32. The First Born Daughter

124 6 7
                                    

Nashira terbangun dari tidurnya, menarik ponsel yang berada di nakas di samping tempat tidur bermaksud melihat pukul berapa sekarang. Matanya menyipit, dirinya bangun telat ternyata karena sekarang sudah menunjukkan jam delapan pagi. Pasalnya sudah tidak ada Seraphina disampingnya, perempuan itu sedang ada kegiatan outing dari kantornya di hari sabtu ini.

Nashira kembali memperhatikan jam yang berada di ponselnya, sungguh tidak seperti biasa dirinya bangun setelat ini atau mungkin efek obat sakit kepala malam tadi bekerja dengan sangat baik. Memang kemarin sehabis pulang dari resepsi dan sempat berbincang selama satu jam bersama Ditto dan Seraphina, kepalanya tiba-tiba berdenyut dengan kencang sehingga memutuskan untuk makan obat sakit kepala.

Ia menarik selimutnya, menurunkan kedua kakinya perlahan. Kemudian berjalan menuju jendela dan membuka tirai kamarnya. Di luar keadaan sangat sepi padahal sejak seminggu yang lalu apartment di isi oleh empat orang dan setiap pagi pasti ada saja suara yang ramai. Iya, Calla dan Bima menjadi penghuni baru selama dua minggu ke depan. Tidak biasanya keadaan apartment sepi, jam berapa adik-adiknya pulang malam tadi. Nashira membuka pintu kamar disampingnya, memperlihatkan keadaan Calla yang masih dengan baju pergi yang lengkap.

Dari balik tubuhnya, bunyi derap kaki terdengar. Nashira menoleh, "Pulang jam berapa Bim malem tadi?"

Bima menguap, "Dua belas. Aku nggak bareng Calla malem tadi.  I think, she's drunk."

Alis Nashira mengkerut, lantas berjalan memasuki kamar yang ditempati Calla lebih ke dalam. Memperhatikan keadaan adiknya yang ternyata masih mengenakan sepatunya sampai ke tempat tidur, tas berserakan di lantai bahkan ponsel yang ia biarkan tergeletak di lantai dekat meja rias. Ia sekilas menunduk, menghirup aroma tubuh Calla yang sudah di dominasi aroma rokok. Nashira menarik nafasnya, berdiri tegak dan memandang Bima yang berdiri persis didepan pintu. "I told you."
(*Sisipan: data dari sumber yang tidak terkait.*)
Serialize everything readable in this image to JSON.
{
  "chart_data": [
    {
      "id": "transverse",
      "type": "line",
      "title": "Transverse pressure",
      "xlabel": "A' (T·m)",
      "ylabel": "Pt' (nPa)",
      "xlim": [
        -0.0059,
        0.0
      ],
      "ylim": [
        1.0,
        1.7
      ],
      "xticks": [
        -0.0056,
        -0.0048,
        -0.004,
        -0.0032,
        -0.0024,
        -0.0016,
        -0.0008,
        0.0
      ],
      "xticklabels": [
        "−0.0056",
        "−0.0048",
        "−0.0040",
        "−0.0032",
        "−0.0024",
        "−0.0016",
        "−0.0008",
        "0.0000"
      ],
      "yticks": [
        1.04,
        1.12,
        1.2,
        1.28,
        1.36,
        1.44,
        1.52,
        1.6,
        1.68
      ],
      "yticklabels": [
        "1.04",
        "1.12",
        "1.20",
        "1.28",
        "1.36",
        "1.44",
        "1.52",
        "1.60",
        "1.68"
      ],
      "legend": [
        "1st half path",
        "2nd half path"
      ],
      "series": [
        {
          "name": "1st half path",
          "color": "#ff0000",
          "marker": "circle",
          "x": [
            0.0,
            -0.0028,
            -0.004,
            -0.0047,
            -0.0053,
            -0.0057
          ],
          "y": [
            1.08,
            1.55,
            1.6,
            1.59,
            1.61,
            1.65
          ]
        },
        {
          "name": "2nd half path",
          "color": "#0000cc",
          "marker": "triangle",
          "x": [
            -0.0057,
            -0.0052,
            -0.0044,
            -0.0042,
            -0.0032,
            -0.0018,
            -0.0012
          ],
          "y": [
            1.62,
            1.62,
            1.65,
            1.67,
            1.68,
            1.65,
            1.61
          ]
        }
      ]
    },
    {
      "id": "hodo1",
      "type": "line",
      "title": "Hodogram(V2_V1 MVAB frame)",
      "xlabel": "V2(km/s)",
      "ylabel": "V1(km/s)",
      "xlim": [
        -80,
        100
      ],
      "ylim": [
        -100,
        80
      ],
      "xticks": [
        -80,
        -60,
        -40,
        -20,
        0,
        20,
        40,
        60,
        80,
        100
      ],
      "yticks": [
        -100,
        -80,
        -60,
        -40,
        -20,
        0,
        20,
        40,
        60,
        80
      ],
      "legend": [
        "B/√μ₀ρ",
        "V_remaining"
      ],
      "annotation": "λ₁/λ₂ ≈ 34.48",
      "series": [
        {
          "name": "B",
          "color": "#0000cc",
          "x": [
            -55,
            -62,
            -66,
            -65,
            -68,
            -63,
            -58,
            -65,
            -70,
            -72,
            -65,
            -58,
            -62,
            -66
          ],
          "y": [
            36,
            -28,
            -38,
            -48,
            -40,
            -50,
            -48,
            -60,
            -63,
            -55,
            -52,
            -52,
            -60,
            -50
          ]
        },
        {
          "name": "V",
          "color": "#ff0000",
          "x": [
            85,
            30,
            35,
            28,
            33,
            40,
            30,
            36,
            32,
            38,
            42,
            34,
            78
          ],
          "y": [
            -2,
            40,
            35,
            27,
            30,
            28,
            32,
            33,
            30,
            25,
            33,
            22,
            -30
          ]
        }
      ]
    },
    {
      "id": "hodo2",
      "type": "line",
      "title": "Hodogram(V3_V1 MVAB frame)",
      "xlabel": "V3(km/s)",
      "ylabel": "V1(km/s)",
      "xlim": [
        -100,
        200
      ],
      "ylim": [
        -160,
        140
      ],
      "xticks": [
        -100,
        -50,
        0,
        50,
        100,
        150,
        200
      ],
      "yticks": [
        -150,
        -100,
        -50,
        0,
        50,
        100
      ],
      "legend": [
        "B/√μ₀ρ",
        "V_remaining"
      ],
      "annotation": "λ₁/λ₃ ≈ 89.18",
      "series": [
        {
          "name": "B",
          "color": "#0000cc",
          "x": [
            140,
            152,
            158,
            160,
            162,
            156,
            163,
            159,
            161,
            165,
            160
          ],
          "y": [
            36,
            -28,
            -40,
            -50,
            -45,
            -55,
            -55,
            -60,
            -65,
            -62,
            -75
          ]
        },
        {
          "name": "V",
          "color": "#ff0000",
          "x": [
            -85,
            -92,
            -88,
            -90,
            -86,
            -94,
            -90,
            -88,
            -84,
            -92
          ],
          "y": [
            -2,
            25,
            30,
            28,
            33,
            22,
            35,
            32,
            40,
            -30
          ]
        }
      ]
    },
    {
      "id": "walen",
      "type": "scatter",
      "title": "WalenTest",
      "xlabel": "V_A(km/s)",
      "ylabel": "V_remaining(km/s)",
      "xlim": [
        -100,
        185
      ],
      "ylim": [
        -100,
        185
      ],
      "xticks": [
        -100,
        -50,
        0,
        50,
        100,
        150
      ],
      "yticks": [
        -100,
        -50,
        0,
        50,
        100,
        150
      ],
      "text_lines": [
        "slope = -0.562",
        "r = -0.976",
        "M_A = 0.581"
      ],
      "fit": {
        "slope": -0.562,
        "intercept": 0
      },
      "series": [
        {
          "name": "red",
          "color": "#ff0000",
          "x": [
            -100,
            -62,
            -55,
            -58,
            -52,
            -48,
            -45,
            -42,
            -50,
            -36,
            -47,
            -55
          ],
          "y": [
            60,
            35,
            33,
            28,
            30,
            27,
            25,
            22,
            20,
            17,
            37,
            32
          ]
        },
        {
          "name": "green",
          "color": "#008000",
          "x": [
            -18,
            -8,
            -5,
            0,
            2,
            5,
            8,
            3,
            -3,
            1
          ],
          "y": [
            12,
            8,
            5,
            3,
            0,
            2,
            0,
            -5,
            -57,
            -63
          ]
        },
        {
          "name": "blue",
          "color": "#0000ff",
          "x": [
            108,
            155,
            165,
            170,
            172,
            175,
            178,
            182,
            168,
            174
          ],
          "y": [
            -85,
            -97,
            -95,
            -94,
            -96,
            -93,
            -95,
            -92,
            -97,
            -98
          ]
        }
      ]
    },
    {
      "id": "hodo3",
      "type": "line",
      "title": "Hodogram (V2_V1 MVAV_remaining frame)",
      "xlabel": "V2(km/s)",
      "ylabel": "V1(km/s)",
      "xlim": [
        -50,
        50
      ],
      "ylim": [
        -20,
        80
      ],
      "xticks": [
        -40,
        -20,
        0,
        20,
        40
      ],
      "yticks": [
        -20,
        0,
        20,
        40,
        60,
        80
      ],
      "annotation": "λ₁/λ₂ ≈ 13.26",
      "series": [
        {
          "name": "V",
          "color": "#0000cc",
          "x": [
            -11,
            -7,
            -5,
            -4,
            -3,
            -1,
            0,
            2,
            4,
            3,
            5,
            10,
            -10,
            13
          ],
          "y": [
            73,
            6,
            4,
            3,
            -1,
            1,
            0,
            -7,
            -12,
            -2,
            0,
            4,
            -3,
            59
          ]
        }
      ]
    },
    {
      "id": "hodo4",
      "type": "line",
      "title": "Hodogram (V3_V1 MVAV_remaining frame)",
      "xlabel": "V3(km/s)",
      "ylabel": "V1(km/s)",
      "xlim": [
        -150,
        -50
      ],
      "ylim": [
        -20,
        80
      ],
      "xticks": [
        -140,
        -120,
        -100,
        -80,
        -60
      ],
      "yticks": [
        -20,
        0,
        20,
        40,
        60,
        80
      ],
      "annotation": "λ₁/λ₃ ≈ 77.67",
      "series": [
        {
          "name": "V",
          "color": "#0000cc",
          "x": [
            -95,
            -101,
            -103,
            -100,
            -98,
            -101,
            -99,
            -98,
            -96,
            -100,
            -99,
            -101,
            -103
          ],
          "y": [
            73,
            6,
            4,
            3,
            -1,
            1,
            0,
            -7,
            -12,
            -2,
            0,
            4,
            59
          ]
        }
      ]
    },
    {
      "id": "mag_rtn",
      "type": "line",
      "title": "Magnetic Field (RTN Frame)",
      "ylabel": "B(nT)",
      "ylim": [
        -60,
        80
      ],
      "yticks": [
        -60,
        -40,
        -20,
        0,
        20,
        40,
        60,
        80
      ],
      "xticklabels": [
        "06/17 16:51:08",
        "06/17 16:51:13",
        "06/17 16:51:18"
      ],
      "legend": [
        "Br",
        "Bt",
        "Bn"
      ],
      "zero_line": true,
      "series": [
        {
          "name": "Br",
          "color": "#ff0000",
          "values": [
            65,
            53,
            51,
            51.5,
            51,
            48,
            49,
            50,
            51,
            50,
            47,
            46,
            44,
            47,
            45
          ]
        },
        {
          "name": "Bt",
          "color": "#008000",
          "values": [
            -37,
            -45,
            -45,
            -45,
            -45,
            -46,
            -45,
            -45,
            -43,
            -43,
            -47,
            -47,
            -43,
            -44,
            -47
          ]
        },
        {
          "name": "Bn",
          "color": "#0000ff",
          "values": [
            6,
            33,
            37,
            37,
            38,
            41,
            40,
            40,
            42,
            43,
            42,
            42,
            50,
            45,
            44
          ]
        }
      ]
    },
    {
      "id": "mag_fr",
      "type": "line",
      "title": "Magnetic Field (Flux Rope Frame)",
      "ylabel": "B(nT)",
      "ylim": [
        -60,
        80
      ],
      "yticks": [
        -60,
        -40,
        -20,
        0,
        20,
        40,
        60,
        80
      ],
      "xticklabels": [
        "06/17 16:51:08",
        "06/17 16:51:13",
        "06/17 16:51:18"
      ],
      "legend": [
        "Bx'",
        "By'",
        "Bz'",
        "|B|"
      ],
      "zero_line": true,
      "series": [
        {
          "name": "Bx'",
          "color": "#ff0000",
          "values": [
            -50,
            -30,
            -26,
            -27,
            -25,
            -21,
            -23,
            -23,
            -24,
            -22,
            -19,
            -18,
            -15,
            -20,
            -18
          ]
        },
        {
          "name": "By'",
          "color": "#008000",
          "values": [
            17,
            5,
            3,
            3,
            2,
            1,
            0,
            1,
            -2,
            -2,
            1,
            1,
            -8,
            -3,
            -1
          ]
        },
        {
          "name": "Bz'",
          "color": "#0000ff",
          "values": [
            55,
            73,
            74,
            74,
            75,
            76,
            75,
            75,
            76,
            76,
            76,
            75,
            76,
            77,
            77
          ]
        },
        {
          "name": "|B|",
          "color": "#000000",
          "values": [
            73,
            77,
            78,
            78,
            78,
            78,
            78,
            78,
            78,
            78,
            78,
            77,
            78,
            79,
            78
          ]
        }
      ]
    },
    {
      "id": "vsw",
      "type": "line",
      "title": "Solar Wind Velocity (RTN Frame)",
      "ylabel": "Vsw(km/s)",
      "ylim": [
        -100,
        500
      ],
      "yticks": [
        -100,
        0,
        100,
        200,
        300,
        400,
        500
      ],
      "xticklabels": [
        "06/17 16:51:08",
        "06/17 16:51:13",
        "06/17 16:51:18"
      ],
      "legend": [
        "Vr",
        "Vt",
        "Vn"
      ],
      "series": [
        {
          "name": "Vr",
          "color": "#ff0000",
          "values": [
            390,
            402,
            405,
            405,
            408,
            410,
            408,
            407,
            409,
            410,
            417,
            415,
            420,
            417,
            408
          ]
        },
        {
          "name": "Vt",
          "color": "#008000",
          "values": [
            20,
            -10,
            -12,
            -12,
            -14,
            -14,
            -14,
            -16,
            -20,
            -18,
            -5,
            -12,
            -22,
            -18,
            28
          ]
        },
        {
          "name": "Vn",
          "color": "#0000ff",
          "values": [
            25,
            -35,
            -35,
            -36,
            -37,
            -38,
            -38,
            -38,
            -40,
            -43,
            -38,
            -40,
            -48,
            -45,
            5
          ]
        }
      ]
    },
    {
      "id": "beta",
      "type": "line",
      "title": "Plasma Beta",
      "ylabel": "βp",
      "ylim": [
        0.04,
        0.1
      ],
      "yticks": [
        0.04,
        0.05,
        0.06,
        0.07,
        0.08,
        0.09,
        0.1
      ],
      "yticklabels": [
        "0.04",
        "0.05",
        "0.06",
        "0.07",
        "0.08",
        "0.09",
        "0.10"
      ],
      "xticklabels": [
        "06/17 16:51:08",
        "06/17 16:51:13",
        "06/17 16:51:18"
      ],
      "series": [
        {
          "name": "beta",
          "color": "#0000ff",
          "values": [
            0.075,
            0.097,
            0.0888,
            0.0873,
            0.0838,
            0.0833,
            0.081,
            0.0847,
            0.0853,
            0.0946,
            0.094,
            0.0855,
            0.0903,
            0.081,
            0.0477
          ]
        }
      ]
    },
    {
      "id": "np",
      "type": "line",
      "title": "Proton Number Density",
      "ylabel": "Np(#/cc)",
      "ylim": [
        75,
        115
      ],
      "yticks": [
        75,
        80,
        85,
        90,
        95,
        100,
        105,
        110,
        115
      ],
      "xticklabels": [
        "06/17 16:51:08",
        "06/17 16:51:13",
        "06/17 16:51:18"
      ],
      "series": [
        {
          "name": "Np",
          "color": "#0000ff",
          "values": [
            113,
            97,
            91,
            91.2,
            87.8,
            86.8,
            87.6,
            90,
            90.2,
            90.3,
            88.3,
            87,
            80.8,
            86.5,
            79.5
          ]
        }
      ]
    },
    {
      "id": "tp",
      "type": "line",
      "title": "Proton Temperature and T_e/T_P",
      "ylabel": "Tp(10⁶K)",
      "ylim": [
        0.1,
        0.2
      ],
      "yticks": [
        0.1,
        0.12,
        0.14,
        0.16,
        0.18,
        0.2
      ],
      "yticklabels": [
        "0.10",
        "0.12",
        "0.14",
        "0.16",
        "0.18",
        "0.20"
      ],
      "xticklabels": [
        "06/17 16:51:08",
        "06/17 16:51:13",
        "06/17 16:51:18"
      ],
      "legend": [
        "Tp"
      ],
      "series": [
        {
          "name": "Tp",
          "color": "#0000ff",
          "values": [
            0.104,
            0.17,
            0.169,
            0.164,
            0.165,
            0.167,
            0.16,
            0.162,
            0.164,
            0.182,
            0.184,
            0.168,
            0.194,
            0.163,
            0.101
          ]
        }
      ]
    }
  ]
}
"Dia pergi sama siapa?" Tanya Nashira, masih mencoba mengatur emosinya. Bima terlihat menggeleng, "Aku udah peringatin dia untuk selalu bareng aku tapi kemarin dia ketemu temennya si Marsya terus dia bilang bakal dianter pulang sama Marsya... ya aku oke-oke aja."

Alis Nashira kembali mengernyit, "Marsya?"

"Iya, si Marsya yang pake kacamata terus selalu bawa buku kemana-mana waktu itu." Ujar Bima sekenanya, kemudian beralih pergi dari hadapan Nashira. Perempuan itu terlihat sedikit mengulas balik memori-memori tentang Marsya di otaknya. Jika yang di maksud Bima teman satu sekolah mereka saat di bangku menengah pertama, tentu Nashira mengenalnya walau untuk wajahnya sudah tidak mampu Nashira ingat.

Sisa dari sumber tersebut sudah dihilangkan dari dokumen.